From cheeerleading to nursing: Michelle Lose

On a bi-weekly basis, Louisville Women’s Sports posts the Berkshire Hathaway HomeServices Parks & Weisberg “Business Profile” and features a local successful businesswoman with former student-athlete experience.  To learn more about Berkshire Hathaway HomeServices Parks & Weisberg, visit:

If there is a specific local businesswoman that you’d like to be featured, email future suggestions to Former Ballard cheerleader Michelle Lose is the subject of this week’s feature and is  a nurse at Norton’s Children Hospital.

1) What is your athletic background and education?

I was a competitive gymnast from the ages of 5-11. In middle school, I transitioned to cheerleading and continued to cheer through college. I cheered at Ballard High School and then at the University of Louisville for 4 years on the All Girl team. During my four years at Louisville, we won national titles my sophomore and junior year.

In 2013, I graduated with my bachelor of science in psychology from U of L, and in 2015 I graduated with my bachelor of science in nursing- also from U of L.

2) How did athletics teach you to overcome adversity in the workplace?

As a child I was actually very timid and unsure of myself. Cheerleading really taught me to come out of my shell. In college, when the stakes got much higher, I learned how to function under a lot of pressure, and keep calm in stressful situations. Cheerleading taught other invaluable lessons like teamwork and time management.

I currently work at Norton Children’s hospital in the pediatric critical care unit. My job is extremely challenging and rewarding. I use the skills I learned in cheerleading every day at work. Team work and functioning well under stress are crucial to be successful in my career.

3) What was the most challenging point of your athletic career?

Being a student athlete was my life for so long, and I was always willing to tackle all the challenges it brought along the way. The hardest thing for me was nationals my senior year of college where we earned second place- so very close to another national title. It was tough knowing that I was done with my life as a student athlete, at the same time not winning my final year. It took a couple years to learn this- but the memories I have off the mat (or outside of the gym) hold just as much importance as those made during competition.

4) What has been the most challenging point in your professional career?
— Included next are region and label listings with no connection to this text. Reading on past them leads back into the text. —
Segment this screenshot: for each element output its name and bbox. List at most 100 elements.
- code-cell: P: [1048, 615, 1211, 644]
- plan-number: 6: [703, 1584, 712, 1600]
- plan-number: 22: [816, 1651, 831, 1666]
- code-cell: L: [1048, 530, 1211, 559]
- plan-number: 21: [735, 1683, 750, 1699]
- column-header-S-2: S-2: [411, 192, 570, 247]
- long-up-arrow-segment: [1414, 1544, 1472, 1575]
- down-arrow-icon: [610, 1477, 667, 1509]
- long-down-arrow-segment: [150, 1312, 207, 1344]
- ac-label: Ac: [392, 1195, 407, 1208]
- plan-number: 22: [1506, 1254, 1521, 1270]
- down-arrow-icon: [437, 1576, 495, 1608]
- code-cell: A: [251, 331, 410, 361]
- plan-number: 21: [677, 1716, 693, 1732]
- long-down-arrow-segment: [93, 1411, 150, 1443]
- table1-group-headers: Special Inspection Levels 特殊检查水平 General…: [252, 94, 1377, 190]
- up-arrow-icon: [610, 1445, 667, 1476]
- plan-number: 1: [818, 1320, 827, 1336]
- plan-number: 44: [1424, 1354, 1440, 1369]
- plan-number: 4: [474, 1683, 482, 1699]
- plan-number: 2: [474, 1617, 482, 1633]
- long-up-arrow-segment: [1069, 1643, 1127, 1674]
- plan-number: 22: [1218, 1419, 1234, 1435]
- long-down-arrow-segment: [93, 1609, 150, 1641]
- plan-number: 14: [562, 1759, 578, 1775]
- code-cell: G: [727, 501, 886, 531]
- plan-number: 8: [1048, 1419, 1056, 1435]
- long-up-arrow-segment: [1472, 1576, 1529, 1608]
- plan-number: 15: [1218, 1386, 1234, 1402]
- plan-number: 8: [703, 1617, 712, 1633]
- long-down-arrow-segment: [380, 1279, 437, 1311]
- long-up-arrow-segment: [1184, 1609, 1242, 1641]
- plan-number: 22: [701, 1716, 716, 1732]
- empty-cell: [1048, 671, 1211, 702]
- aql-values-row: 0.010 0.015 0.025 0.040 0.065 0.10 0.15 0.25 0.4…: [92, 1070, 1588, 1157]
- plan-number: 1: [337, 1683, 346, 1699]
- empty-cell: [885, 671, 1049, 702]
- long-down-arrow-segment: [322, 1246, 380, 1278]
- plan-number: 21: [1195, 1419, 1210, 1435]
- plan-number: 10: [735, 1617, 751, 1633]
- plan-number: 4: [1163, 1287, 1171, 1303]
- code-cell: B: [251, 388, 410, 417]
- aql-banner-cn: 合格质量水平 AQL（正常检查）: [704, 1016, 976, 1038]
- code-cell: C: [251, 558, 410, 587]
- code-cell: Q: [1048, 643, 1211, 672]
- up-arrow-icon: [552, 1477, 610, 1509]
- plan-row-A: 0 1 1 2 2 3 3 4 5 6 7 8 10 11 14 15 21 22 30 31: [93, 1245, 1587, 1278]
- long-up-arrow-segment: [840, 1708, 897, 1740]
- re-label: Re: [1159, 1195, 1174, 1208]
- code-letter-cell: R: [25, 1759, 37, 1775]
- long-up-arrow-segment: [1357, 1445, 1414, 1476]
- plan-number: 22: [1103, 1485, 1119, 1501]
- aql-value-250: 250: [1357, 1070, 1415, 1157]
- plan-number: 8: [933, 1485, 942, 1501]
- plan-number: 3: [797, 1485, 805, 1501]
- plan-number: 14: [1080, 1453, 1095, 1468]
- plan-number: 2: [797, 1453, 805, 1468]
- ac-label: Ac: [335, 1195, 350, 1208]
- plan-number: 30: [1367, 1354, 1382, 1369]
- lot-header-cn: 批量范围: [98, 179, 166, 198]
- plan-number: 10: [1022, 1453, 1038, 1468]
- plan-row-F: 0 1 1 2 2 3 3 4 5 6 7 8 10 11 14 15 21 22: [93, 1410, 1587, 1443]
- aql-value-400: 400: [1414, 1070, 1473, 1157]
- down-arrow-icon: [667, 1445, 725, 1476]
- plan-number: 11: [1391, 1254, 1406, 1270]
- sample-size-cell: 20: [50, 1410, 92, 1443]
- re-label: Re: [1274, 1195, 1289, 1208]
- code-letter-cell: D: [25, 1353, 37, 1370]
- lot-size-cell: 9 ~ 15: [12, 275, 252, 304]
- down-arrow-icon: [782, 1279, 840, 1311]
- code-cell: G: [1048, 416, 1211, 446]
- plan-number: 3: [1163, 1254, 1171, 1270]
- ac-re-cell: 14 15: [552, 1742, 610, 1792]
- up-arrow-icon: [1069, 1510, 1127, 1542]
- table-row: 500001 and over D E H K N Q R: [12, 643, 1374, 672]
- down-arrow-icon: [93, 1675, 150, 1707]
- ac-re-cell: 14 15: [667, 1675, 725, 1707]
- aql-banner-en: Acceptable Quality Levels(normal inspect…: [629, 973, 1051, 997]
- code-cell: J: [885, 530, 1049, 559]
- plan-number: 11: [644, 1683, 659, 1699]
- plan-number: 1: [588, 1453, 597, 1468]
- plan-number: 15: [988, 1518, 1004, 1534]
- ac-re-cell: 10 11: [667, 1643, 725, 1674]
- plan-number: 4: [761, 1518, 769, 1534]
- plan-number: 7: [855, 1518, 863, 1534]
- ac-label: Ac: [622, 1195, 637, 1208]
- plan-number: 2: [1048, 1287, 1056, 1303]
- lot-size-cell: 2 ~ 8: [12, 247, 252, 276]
There have been more challenges in my professional career than I would have imagined. Sometimes you have a rewarding, smooth, steady shift- while other shifts are heart wrenching, devastating, and exhausting. Probably the hardest part was simply having the strength to walk into that building the first year. Not knowing what type of patients you would be caring for, or the circumstances you would be walking into, was very overwhelming. However, I am more confident in myself at work now.

5) What is your advice to young student athletes today?

It goes by in the blink of an eye! Cherish all the times you have with your teammates/ friends because I promise the memories you have off the court/field/gym/mat etc. will be just as important to you as those you have from competitions/games! Most importantly, work hard, have fun, and always follow your heart!